The final rule becomes effective 60 days after it is published in the Federal Register, which is expected to occur in the next two weeks. The compliance date is 180 days after the rule becomes effective. So, covered providers have 240 days after publication in the Federal Register to make their consumer agreements compliant. After the compliance date, the rule will apply to new contracts, contracts that are transferred between providers and new financial products or services added to a pre-existing contract.
Anticipated Challenges to the Final Rule
The final rule will face challenges on a variety of fronts. It could be invalidated through legislation eliminating the CFPB’s authority to issue the rule.
Congress could also overturn the final rule through a resolution of disapproval under the Congressional Review Act.

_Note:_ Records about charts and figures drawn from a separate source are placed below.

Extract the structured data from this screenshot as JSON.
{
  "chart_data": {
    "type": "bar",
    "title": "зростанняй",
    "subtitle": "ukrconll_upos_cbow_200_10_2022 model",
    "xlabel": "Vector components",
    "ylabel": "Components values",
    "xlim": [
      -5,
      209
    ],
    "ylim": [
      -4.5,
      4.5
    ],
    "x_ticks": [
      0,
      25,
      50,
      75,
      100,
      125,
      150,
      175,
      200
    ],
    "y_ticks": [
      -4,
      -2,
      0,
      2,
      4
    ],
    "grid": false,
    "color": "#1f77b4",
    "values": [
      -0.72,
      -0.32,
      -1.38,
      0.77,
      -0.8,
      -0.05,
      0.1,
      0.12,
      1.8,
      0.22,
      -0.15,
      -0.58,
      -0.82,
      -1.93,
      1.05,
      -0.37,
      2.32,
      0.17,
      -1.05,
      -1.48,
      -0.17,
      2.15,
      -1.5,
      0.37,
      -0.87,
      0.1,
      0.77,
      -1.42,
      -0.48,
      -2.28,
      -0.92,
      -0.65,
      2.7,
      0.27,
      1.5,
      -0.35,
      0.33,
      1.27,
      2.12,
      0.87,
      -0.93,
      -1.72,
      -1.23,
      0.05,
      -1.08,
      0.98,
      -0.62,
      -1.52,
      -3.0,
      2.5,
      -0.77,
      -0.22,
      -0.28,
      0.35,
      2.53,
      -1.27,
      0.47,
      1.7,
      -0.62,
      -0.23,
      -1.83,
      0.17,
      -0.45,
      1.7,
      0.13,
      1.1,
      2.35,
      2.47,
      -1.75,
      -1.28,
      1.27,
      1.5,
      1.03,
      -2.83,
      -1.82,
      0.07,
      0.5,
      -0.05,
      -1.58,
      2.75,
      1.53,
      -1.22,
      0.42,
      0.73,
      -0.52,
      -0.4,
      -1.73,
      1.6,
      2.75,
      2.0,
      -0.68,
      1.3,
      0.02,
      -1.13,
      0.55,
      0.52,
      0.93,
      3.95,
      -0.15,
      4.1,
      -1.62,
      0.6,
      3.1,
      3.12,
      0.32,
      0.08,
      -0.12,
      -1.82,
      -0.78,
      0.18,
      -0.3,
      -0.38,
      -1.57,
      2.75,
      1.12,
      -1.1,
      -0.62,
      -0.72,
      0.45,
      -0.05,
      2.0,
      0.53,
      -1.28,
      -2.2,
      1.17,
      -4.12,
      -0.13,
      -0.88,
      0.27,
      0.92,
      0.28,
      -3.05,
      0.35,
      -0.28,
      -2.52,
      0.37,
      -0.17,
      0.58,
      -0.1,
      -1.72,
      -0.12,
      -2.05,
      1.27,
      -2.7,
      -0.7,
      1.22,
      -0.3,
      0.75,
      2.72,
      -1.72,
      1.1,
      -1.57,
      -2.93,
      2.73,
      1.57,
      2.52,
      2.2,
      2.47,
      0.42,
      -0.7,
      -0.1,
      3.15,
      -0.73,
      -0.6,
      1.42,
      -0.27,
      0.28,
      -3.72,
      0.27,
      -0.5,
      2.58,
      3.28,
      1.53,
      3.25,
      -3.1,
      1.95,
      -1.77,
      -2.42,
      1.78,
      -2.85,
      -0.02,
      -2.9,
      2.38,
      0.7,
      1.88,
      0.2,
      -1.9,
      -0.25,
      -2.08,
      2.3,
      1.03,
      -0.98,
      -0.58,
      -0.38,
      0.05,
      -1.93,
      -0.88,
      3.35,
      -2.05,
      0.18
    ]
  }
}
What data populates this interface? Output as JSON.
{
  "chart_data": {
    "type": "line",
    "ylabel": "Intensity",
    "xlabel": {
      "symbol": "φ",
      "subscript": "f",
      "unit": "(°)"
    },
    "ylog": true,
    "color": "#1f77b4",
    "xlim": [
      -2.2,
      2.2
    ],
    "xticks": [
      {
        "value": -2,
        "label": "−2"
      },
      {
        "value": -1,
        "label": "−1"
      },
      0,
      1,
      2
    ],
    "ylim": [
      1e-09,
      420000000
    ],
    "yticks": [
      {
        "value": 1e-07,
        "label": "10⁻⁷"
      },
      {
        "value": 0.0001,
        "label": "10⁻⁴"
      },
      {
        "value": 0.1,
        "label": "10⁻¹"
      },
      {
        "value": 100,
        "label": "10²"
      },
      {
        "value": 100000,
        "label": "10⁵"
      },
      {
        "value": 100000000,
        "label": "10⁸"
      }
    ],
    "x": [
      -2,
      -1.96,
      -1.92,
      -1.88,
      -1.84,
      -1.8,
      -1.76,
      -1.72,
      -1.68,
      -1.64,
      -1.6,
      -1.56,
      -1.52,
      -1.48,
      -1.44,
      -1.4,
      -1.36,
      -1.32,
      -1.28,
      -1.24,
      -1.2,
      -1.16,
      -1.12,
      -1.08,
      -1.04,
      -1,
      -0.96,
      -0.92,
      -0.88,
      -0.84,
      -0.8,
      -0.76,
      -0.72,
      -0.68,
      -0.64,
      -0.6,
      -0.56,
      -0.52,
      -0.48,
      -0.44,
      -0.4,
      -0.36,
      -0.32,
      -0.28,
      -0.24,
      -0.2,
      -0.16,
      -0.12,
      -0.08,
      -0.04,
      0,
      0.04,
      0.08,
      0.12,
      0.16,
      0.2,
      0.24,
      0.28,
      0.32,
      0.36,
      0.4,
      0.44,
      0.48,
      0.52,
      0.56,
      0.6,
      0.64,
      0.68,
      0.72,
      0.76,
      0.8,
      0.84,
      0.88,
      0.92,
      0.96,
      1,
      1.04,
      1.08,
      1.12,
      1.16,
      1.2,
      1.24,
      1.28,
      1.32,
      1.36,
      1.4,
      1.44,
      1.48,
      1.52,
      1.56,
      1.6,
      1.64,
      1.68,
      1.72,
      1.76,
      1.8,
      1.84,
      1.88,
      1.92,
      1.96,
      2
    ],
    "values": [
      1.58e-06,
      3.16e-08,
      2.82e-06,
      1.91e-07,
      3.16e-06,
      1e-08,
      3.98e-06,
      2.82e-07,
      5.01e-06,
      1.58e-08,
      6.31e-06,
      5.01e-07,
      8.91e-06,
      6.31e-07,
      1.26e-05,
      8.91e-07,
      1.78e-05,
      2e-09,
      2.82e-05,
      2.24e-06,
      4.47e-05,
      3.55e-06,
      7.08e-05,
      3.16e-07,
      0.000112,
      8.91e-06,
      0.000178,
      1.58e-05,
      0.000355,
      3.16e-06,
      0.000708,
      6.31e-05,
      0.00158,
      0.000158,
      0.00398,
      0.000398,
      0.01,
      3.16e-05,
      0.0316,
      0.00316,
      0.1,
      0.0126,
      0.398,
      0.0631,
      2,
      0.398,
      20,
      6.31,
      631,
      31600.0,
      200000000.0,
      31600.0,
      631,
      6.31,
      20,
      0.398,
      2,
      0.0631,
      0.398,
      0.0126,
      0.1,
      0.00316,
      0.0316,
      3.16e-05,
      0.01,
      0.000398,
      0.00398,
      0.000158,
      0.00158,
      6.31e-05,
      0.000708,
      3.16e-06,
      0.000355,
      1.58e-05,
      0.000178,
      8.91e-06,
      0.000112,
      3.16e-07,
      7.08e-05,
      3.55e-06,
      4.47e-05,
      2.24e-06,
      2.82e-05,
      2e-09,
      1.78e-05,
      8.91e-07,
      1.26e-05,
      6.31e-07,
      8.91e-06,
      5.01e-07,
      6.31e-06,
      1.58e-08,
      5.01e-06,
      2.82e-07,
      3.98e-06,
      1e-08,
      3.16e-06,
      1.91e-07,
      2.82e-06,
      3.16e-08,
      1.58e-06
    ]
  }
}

The CRA allows Congress with a majority vote to override an agency’s recently issued rule within 60 legislative days of being finalized. This process is not subject to the requirement that 60 votes be obtained in the Senate—a majority in both houses is all that is required, along with presidential approval. If the final rule is overturned, the CFPB would be barred from reinstating any similar rule in the future without consent of Congress. Senator Tom Cotton of Arkansas, among others, has announced that he has started the process to rescind the rule using the CRA process.
Finally, a lawsuit could be filed challenging the rule’s validity based on the CFPB’s failure to comply with Section 1028 of the Dodd-Frank Act and/or the Administrative Procedure Act. The U.S. Chamber of Commerce has indicated it is considering filing a lawsuit on this basis.
In sum, while the final rule represents a significant win for the plaintiffs’ bar, it is probable the win will be temporary as the final rule is unlikely to withstand the various legal challenges it will face in coming months. Fortunately, the eight-month compliance period allows covered companies to wait and see how the challenges to the final rule, particularly under the CRA, play out before they are required to take steps to comply.